Agriculture Secretary Francisco Tiu Laurel Jr. said the Department of Agriculture (DA) is restructuring the country’s minimum access volume (MAV) system for pork imports to prioritize the needs of meat processors, hoping to gain leverage to negotiate for lower, or at least stable, processed meat prices.
Tiu Laurel said the DA has requested authority from the Office of the President to activate a “MAV plus” standby volume, between 115,000 and 150,000 metric tons (MT), on top of the current 53,000 MT MAV for pork.
The additional quota will only be used “if needed,” he said, noting that it is not the right time to raise MAV outright because farm-gate prices remain low.
Under the revised policy now being finalized, the DA plans to allocate as much as 70 percent of pork MAV to processors, with the remaining 30 percent divided among importers, traders and Kadiwa channels.
“The bigger chunk, I will be giving it to the processors,” Tiu Laurel said, noting that the concentration of MAV entitlements in the hands of a few importers has long distorted prices.
“If a handful controls 70 percent of the MAV, they control the price. Processors, traders, and ordinary importers need equal MAV volume so they can compete. Competition brings down prices or keeps everybody honest,” he said.
He said the DA intends to use the expanded access of processors to negotiate consumer benefits.
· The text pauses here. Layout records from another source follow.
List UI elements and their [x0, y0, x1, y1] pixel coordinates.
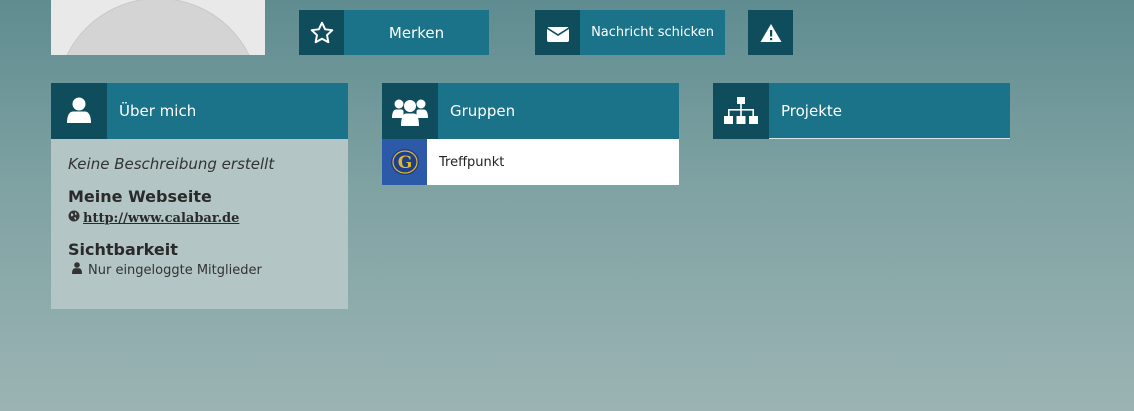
- sitemap-icon: [713, 82, 769, 139]
- avatar-placeholder: [56, 0, 260, 55]
- about-description: Keine Beschreibung erstellt: [68, 155, 275, 173]
- groups-title: Gruppen: [450, 102, 516, 120]
- group-logo: G: [382, 139, 427, 185]
- merken-label: Merken: [388, 23, 445, 42]
- visibility-heading: Sichtbarkeit: [68, 240, 178, 259]
- groups-panel: Gruppen G Treffpunkt: [382, 83, 679, 185]
- user-icon: [51, 83, 107, 139]
- user-small-icon: [72, 262, 82, 278]
- warning-icon: [748, 10, 793, 55]
- visibility-row: Nur eingeloggte Mitglieder: [68, 262, 331, 278]
- website-row: http://www.calabar.de: [68, 210, 331, 226]
- group-item[interactable]: G Treffpunkt: [382, 139, 679, 185]
- group-name: Treffpunkt: [439, 154, 505, 170]
- send-message-button[interactable]: Nachricht schicken: [535, 10, 725, 55]
- star-icon: [299, 10, 344, 55]
- website-heading: Meine Webseite: [68, 187, 212, 206]
- about-body: Keine Beschreibung erstellt Meine Websei…: [51, 139, 348, 309]
- projects-title: Projekte: [781, 101, 842, 120]
- users-icon: [382, 83, 438, 139]
- about-panel: Über mich Keine Beschreibung erstellt Me…: [51, 83, 348, 309]
- group-logo-letter: G: [397, 153, 412, 173]
- report-button[interactable]: [748, 10, 793, 55]
- merken-button[interactable]: Merken: [299, 10, 489, 55]
- profile-avatar: [51, 0, 265, 55]
- groups-header: Gruppen: [382, 83, 679, 139]
- send-message-label: Nachricht schicken: [591, 25, 714, 40]
- envelope-icon: [535, 10, 580, 55]
- about-header: Über mich: [51, 83, 348, 139]
- projects-header: Projekte: [713, 82, 1010, 139]
- website-link[interactable]: http://www.calabar.de: [83, 211, 239, 226]
- projects-panel: Projekte: [713, 82, 1010, 139]
- visibility-value: Nur eingeloggte Mitglieder: [88, 262, 262, 278]
- globe-icon: [68, 210, 80, 226]
- about-title: Über mich: [119, 102, 197, 120]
“We need to ask if we can talk to our processors, if they will be given MAVs or additional MAVs, to lower the price of pork products,” he said. Ensuring a stable supply for processors, he added, should help prevent price increases in processed meats like tocino and longganisa.
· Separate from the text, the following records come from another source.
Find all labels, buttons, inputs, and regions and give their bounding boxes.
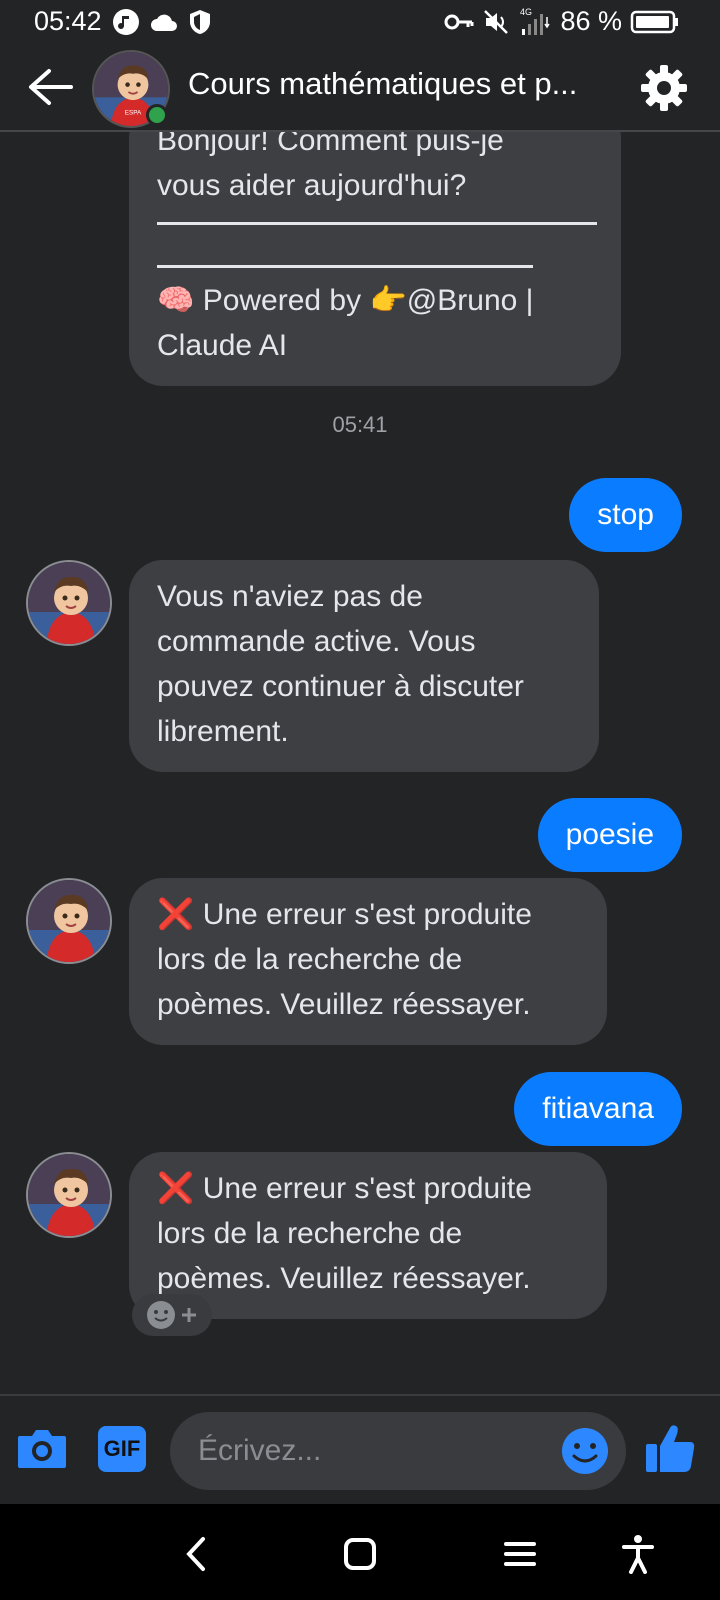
message-text-line: ❌ Une erreur s'est produite	[157, 1172, 532, 1205]
nav-home-button[interactable]	[336, 1530, 384, 1578]
chevron-left-icon	[186, 1537, 205, 1571]
message-text-line: Claude AI	[157, 329, 288, 362]
menu-icon	[504, 1542, 536, 1566]
thumbs-up-icon	[646, 1425, 695, 1472]
message-text-line: Bonjour! Comment puis-je	[157, 132, 504, 157]
status-time: 05:42	[34, 6, 102, 36]
sender-avatar[interactable]	[26, 560, 112, 646]
like-button[interactable]	[644, 1422, 700, 1478]
message-divider	[157, 265, 533, 268]
avatar-image	[28, 1154, 110, 1236]
settings-button[interactable]	[636, 60, 692, 116]
message-timestamp: 05:41	[332, 412, 388, 437]
gear-icon	[641, 65, 687, 111]
message-bubble-outgoing[interactable]: stop	[569, 478, 682, 552]
arrow-left-icon	[29, 69, 73, 105]
avatar-image	[28, 562, 110, 644]
battery-percentage: 86 %	[560, 6, 622, 36]
battery-icon	[630, 10, 678, 33]
status-bar: 05:42 4G 86 %	[0, 0, 720, 44]
avatar-image	[28, 880, 110, 962]
message-composer: GIF	[0, 1394, 720, 1504]
online-status-indicator	[146, 104, 168, 126]
messenger-screen: 05:42 4G 86 % ESPA Cours mathématiques e…	[0, 0, 720, 1600]
system-nav-bar	[0, 1504, 720, 1600]
message-text-line: librement.	[157, 715, 289, 748]
message-text-line: poèmes. Veuillez réessayer.	[157, 988, 531, 1021]
message-bubble-incoming[interactable]: ❌ Une erreur s'est produite lors de la r…	[129, 878, 607, 1045]
key-icon	[444, 14, 474, 29]
message-bubble-outgoing[interactable]: fitiavana	[514, 1072, 682, 1146]
smiley-icon	[147, 1301, 175, 1329]
network-label: 4G	[520, 7, 532, 17]
message-text-line: commande active. Vous	[157, 625, 476, 658]
message-divider	[157, 222, 597, 225]
square-icon	[344, 1538, 376, 1570]
message-text-line: 🧠 Powered by 👉@Bruno |	[157, 284, 534, 317]
emoji-button[interactable]	[560, 1426, 610, 1476]
signal-icon: 4G	[520, 7, 551, 35]
message-input[interactable]	[170, 1412, 626, 1490]
message-text-line: vous aider aujourd'hui?	[157, 169, 467, 202]
message-list[interactable]: Bonjour! Comment puis-je vous aider aujo…	[0, 132, 720, 1394]
camera-button[interactable]	[16, 1426, 72, 1476]
accessibility-icon	[622, 1535, 654, 1574]
message-text-line: poèmes. Veuillez réessayer.	[157, 1262, 531, 1295]
nav-back-button[interactable]	[172, 1530, 220, 1578]
back-button[interactable]	[22, 62, 78, 112]
avatar-badge-text: ESPA	[125, 110, 142, 117]
message-bubble-incoming[interactable]: ❌ Une erreur s'est produite lors de la r…	[129, 1152, 607, 1319]
chat-header: ESPA Cours mathématiques et p...	[0, 44, 720, 132]
add-reaction-button[interactable]	[132, 1294, 212, 1336]
message-text-line: ❌ Une erreur s'est produite	[157, 898, 532, 931]
camera-icon	[18, 1430, 66, 1468]
message-text-line: lors de la recherche de	[157, 1217, 463, 1250]
message-text-line: lors de la recherche de	[157, 943, 463, 976]
smiley-icon	[562, 1428, 608, 1474]
music-note-icon	[113, 9, 139, 35]
cloud-icon	[151, 14, 177, 31]
nav-recents-button[interactable]	[496, 1530, 544, 1578]
mute-icon	[484, 9, 509, 34]
gif-button[interactable]: GIF	[98, 1426, 146, 1472]
chat-title[interactable]: Cours mathématiques et p...	[188, 66, 618, 102]
plus-icon	[182, 1308, 196, 1322]
message-text-line: pouvez continuer à discuter	[157, 670, 524, 703]
message-bubble-outgoing[interactable]: poesie	[537, 798, 682, 872]
message-bubble-incoming[interactable]: Vous n'aviez pas de commande active. Vou…	[129, 560, 599, 772]
message-text-line: Vous n'aviez pas de	[157, 580, 423, 613]
accessibility-button[interactable]	[614, 1530, 662, 1578]
message-bubble-incoming[interactable]: Bonjour! Comment puis-je vous aider aujo…	[129, 132, 621, 386]
sender-avatar[interactable]	[26, 1152, 112, 1238]
shield-icon	[190, 10, 210, 34]
sender-avatar[interactable]	[26, 878, 112, 964]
The secretary also confirmed that the department halted the initial release of MAV allocations for 2026 while the revised rules undergo final review. The DA aims to complete the review this week and release the updated policy and allocations by early to mid-December.
Tiu Laurel said the agency wants processors to know their 2026 volumes before year-end to allow them to plan imports and production schedules.